Aire linguistique iranienneL’aire linguistique iranienne

 

Province de Kerman. D’immenses étendues plus vertes mais sans même un arbuste. Au loin, des hauteurs rose-mauve qui dans cette lumière poudreuse se couvrent de vert, comme des caresses au pastel. Puis le relief se plisse toujours plus et, dans la lumière couchante, il prend des allures de draperies Renaissance italienne ou flamandes. Ce relief pourrait être celui que j’admirais à Mojácar (Province de Almería), du haut de Sierra Cabrera, alors que le soleil se couchait du côté de Granada. De l’eau ! Un ruisseau serpente dans cette formidable aridité. L’homme a aménagé le long de son cours des petites retenues. De la neige, là-bas, dans les replis des hauteurs !

L’expression la flèche du Parthe s’inspire de l’histoire de la Perse ; elle date du XIXe siècle et fait référence aux combattants parthes qui simulaient la fuite mais tiraient des flèches sur leurs poursuivants en se retournant. L’expression la flèche du Parthe s’applique aujourd’hui aux personnes qui lancent des attaques par les mots : une phrase assassine ou une plaisanterie désagréable est lancée par quelqu’un au moment où il arrête la conversation et s’éloigne, empêchant ainsi l’interlocuteur de répliquer.

18 avril. Petit matin. Vers la forteresse de Rayen d’époque sassanide. Les hauteurs enneigées au loin. La vaste plaine saline. L’autocar roule sur ce qui fut des fonds sous-marins. Nous évoquons le tremblement de terre de Bam, en 2003, et ses trente mille victimes. Le paysage est de plus en plus asiatique dans ses proportions. La végétation se raréfie. J’imagine les guerriers d’Alexandre le Grand puis ceux de Genghis Khân et de Tamerlan déferlant dans ces espaces. Le vertige géologique en amène un autre, le vertige astrophysique. Vertige humain aussi : tous ces peuples, toutes ces invasions, toutes ces influences nous font membres d’une grande famille : les Indo-européens.

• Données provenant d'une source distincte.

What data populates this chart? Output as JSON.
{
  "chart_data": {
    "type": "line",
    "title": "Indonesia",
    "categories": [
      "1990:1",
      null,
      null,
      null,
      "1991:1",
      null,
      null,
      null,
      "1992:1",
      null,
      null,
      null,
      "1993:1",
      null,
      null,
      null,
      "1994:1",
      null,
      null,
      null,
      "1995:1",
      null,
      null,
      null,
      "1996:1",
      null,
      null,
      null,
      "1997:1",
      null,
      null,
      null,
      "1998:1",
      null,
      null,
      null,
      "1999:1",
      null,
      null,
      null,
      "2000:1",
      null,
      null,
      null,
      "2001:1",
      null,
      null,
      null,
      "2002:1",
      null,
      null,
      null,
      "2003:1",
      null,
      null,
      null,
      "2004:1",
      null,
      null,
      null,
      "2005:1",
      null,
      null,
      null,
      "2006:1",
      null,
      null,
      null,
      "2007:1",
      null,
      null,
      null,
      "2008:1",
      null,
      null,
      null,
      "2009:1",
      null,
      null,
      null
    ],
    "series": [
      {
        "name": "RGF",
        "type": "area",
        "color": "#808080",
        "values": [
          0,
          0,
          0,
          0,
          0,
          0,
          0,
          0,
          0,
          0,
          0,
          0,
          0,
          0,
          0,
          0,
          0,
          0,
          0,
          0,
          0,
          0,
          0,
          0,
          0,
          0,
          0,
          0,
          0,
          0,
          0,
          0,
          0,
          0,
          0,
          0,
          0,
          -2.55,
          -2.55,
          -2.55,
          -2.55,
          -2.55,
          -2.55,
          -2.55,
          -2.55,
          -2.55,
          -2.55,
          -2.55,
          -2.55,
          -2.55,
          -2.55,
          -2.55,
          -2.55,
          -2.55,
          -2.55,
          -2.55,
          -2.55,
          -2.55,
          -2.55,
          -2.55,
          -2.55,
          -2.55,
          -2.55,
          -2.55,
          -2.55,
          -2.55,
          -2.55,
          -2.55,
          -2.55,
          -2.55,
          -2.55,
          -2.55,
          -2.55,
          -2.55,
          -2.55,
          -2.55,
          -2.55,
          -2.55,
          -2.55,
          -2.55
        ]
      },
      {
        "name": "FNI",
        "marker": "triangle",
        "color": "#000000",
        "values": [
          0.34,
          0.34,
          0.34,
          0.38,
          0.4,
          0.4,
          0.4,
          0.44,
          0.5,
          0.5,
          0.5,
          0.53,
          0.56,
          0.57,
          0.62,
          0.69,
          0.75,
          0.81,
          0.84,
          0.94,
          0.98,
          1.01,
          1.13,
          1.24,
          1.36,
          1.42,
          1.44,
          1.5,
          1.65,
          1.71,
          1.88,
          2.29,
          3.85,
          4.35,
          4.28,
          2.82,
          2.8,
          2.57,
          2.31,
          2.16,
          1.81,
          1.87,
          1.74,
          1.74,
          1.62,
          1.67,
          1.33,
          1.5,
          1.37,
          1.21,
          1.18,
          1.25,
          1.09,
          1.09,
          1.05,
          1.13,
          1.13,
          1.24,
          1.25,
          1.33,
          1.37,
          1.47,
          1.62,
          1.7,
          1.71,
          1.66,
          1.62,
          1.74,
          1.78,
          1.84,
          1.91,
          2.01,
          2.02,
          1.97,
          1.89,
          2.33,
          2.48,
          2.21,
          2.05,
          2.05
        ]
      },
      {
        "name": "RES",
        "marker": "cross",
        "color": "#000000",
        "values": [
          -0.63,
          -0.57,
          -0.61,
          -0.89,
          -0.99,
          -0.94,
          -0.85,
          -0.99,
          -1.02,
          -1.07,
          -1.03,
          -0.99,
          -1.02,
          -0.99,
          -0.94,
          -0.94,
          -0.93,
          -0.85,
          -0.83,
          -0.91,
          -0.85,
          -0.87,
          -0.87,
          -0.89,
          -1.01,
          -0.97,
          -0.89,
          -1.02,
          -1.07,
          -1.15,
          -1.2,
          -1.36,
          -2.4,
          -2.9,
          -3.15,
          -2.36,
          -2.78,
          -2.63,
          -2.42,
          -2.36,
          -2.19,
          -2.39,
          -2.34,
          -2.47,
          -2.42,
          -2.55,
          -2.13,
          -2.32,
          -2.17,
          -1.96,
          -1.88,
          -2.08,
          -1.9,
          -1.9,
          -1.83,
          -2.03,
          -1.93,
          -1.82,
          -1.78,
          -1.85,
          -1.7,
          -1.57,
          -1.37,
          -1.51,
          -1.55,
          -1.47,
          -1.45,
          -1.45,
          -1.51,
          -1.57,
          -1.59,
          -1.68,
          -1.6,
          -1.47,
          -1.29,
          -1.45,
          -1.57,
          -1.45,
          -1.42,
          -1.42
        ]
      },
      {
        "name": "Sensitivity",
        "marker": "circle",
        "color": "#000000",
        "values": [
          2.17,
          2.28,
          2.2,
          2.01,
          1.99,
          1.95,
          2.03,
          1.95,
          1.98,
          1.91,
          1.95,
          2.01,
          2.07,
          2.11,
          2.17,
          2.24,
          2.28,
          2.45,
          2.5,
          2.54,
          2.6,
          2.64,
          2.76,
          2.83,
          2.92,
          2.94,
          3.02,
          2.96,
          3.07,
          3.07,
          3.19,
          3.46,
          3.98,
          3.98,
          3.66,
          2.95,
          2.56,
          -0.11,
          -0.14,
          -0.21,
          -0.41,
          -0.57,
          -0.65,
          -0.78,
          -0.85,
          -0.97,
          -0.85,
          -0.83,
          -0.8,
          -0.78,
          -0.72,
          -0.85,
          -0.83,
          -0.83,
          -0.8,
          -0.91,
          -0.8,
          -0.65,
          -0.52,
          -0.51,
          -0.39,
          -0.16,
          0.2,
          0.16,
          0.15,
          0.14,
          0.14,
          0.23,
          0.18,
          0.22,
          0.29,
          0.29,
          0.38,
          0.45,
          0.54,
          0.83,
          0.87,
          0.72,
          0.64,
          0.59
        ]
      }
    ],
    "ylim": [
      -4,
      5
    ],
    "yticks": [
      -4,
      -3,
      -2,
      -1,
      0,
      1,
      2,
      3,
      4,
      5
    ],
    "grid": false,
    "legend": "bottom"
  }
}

Des postes de contrôle de plus en plus nombreux : on approche de la frontière afghane. Dans des parkings, à côté de ces postes, des autocars et des camions confisqués ; ils transportaient de la drogue et des clandestins afghans ou pakistanais. A un poste de contrôle, j’échange quelques mots et des sifflements avec des mainates, un oiseau très présent en Iran. L’air frais, les lointains dans les brumes bleutées, avec des lignes de crêtes qui émergent des brumes ; une fois encore, je pense à la peinture chinoise. Là-bas, des hauteurs enneigées, une composition évoquant l’estampe japonaise qui ne cessa d’interroger le Fujiyama. Sergio Leone et Ennio Morricone auraient célébré ces espaces. Ce sont des paysages radicalement géologiques, comme je les aime. On sent que toute cette terre est travaillée par d’immenses mouvements telluriques, avec des strates en tous sens, certaines franchement verticales. Quelques kilomètres plus loin, des plantations de pommiers en fleurs et des pistachiers !

Rayen ! L’air d’une pureté de Quattrocento. Je pense au bleu de Giotto qu’aimait tant ma mère. Et en pénétrant dans l’énorme citadelle en adobe et pisé, je pense à la Grande Mosquée de Djenné, au Mali.

 

Forteresse de RayenUne vue de la forteresse de Rayen.